Tras una eliminatoria complicada que la obligó a disputar la repesca europea, el conjunto checo logró su boleto mundialista al derrotar a Dinamarca en el partido definitivo. Con ello, puso fin a la ausencia más prolongada de su historia en una Copa del Mundo, considerando también la etapa en la que el país formaba parte de Checoslovaquia.

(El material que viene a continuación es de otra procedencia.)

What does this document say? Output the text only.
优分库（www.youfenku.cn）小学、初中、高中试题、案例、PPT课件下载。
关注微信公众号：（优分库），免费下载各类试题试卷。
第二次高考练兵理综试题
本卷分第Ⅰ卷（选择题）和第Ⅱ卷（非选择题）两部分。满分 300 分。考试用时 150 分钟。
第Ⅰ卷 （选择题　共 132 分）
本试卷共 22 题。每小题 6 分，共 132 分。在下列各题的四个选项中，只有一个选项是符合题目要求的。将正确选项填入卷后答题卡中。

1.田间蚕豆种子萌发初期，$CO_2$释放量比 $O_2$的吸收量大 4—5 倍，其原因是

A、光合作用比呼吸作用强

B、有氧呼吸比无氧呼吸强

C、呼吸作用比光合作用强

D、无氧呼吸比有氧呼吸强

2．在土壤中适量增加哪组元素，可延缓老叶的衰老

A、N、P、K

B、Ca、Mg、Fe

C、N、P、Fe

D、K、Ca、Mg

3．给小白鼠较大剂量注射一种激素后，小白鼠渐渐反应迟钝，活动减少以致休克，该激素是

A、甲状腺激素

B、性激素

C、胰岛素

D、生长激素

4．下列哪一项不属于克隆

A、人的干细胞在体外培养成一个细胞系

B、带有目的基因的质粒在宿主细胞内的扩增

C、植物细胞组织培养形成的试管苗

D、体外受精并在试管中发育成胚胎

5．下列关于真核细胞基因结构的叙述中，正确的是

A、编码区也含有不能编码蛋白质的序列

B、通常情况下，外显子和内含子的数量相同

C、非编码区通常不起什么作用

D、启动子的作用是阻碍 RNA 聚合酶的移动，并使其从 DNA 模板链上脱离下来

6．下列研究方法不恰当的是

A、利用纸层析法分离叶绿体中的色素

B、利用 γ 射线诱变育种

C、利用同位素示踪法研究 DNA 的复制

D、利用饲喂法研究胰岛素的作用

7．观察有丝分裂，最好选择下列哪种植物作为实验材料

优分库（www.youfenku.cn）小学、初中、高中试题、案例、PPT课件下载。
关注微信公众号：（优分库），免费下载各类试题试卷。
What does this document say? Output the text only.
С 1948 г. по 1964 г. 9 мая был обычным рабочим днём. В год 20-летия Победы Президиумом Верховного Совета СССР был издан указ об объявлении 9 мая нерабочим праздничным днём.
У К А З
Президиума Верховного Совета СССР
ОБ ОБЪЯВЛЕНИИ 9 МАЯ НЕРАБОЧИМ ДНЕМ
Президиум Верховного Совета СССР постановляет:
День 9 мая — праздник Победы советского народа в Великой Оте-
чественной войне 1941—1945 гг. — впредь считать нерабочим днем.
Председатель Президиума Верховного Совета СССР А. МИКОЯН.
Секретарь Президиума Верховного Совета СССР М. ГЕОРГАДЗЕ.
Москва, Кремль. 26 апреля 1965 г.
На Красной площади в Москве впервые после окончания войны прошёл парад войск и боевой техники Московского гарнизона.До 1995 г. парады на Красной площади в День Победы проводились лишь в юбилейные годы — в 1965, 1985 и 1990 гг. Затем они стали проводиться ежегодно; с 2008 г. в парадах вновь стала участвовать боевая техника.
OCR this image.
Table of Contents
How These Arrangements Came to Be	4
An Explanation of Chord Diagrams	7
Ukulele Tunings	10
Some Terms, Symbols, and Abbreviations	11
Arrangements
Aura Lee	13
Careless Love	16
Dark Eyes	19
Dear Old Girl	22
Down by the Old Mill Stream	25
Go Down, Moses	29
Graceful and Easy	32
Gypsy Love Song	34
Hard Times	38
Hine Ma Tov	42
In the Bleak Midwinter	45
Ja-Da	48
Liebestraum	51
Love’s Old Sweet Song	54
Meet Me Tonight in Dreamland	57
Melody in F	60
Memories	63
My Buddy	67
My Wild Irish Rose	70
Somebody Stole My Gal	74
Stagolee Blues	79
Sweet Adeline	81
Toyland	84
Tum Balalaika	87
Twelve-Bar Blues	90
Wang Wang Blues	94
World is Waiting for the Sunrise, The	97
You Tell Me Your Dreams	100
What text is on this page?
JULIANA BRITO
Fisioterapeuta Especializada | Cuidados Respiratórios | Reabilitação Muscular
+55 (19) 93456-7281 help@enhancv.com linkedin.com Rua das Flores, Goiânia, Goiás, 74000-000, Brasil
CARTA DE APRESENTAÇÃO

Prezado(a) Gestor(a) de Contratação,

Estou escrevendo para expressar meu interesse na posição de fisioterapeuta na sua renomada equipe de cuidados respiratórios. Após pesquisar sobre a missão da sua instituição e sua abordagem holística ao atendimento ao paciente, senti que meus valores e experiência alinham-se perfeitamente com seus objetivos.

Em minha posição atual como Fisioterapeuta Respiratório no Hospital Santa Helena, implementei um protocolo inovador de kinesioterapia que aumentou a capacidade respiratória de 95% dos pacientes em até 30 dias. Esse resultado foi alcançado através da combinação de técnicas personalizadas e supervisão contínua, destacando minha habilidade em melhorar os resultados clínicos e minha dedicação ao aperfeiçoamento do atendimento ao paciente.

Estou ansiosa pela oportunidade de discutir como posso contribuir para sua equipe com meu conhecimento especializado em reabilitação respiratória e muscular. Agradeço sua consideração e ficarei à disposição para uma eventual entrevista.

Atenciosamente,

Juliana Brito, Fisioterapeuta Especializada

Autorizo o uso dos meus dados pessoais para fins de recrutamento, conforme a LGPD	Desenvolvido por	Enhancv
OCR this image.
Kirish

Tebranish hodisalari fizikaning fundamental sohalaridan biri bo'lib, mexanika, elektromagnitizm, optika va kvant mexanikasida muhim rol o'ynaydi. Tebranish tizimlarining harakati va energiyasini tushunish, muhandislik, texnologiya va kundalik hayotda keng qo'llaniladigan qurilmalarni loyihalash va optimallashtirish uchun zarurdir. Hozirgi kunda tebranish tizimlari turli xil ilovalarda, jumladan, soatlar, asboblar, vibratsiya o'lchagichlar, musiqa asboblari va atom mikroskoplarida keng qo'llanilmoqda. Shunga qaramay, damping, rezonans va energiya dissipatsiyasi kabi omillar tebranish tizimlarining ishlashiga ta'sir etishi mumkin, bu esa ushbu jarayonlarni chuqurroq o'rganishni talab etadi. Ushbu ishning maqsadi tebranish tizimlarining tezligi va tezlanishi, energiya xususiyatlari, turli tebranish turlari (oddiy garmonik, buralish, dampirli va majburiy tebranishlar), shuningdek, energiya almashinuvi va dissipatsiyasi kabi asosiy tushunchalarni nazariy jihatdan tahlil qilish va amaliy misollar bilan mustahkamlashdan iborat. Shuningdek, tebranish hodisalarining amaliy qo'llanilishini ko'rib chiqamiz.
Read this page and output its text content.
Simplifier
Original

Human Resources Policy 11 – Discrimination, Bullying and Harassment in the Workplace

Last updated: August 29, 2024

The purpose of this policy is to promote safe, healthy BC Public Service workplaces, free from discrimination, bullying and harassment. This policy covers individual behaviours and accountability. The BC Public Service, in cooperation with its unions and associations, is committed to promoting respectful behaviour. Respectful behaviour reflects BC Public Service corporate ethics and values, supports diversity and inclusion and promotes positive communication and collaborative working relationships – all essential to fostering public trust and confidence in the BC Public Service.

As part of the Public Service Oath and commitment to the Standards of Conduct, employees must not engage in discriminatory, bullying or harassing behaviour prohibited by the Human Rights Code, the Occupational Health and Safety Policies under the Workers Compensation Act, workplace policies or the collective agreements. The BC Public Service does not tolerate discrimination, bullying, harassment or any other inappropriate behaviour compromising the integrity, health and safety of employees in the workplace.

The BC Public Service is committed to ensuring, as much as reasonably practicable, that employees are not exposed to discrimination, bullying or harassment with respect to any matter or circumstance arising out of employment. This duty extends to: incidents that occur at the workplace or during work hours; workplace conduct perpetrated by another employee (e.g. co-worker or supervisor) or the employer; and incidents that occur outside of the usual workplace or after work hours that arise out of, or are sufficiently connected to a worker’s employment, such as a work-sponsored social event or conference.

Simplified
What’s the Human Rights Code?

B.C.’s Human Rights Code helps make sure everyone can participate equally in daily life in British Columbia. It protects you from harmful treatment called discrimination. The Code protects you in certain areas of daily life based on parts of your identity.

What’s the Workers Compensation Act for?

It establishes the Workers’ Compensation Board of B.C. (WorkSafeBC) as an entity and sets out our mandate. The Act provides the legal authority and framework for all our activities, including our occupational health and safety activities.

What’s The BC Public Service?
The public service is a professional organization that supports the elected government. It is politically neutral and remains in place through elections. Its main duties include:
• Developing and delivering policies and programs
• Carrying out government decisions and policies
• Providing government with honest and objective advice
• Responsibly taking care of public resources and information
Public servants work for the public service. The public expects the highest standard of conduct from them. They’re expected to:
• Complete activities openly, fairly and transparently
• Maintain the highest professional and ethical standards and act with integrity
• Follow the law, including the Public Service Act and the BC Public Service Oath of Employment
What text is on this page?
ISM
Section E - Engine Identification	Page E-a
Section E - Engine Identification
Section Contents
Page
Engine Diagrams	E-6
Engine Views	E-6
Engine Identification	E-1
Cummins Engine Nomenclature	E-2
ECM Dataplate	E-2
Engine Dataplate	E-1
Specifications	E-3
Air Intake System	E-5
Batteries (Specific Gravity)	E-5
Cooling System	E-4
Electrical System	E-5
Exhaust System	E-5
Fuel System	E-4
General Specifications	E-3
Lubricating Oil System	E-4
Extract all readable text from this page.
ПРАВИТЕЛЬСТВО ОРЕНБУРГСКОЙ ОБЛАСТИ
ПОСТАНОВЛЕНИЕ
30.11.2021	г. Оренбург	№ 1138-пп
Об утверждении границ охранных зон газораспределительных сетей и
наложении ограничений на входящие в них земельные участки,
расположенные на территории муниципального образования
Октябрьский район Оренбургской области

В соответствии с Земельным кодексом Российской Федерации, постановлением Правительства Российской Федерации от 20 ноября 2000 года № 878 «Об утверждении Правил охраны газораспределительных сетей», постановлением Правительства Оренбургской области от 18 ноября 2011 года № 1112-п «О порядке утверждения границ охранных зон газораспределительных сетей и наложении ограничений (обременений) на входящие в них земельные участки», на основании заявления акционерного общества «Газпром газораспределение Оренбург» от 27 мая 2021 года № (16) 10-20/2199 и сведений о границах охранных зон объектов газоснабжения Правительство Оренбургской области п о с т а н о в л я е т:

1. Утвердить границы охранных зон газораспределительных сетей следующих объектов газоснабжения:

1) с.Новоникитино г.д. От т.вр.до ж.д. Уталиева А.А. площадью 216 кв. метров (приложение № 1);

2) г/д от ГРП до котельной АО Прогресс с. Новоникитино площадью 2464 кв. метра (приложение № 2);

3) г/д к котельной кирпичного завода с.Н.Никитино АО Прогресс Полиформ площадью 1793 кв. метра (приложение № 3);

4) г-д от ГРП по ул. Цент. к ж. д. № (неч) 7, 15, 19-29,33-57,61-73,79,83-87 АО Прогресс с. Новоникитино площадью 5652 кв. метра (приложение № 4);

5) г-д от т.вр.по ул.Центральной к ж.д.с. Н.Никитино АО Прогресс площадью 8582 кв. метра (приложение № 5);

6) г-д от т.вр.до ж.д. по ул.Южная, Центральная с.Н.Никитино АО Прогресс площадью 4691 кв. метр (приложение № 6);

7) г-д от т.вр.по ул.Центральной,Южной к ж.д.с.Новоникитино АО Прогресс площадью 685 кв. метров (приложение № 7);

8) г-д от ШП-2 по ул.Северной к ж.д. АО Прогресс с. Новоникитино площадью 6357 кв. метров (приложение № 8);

La actual selección de Chequia no cuenta con las figuras que brillaron en los mejores clubes de Europa durante generaciones anteriores. Sin embargo, tiene en Patrik Schick a su principal referente. El delantero ha pasado por importantes equipos del continente y actualmente milita en el Bayer Leverkusen de Alemania. Además, ya sabe lo que es disputar grandes torneos internacionales, como la Eurocopa 2020, donde firmó actuaciones destacadas y goles memorables.
Además de Schick, el equipo cuenta con futbolistas de experiencia como Vladimír Coufal y Tomas Soucek. Aunque ambos vienen de sufrir el descenso con el West Ham United, siguen siendo piezas fundamentales dentro del esquema checo gracias a su liderazgo y recorrido internacional. Bajo los tres postes aparece Matej Kovar, guardameta que recientemente se proclamó campeón de la Eredivisie con el PSV Eindhoven.
Aun así, esta generación todavía está lejos de compararse con la que representó al país en Alemania 2006. Aquel equipo tenía como estandartes a Pavel Nedved y Tomas Rosicky, figuras consolidadas en clubes de élite como Juventus y Arsenal. Además, contaba con Jan Koller como principal referencia ofensiva, aunque una lesión sufrida durante la fase de grupos terminó por afectar seriamente las aspiraciones del conjunto.
La Copa del Mundo de 2026 representa una gran oportunidad para esta nueva generación de futbolistas checos. El objetivo será escribir una página histórica y conseguir, por primera vez como nación independiente, el boleto a una fase de eliminación directa. Un reto importante para un país que busca volver a tener protagonismo en el escenario más importante del fútbol mundial.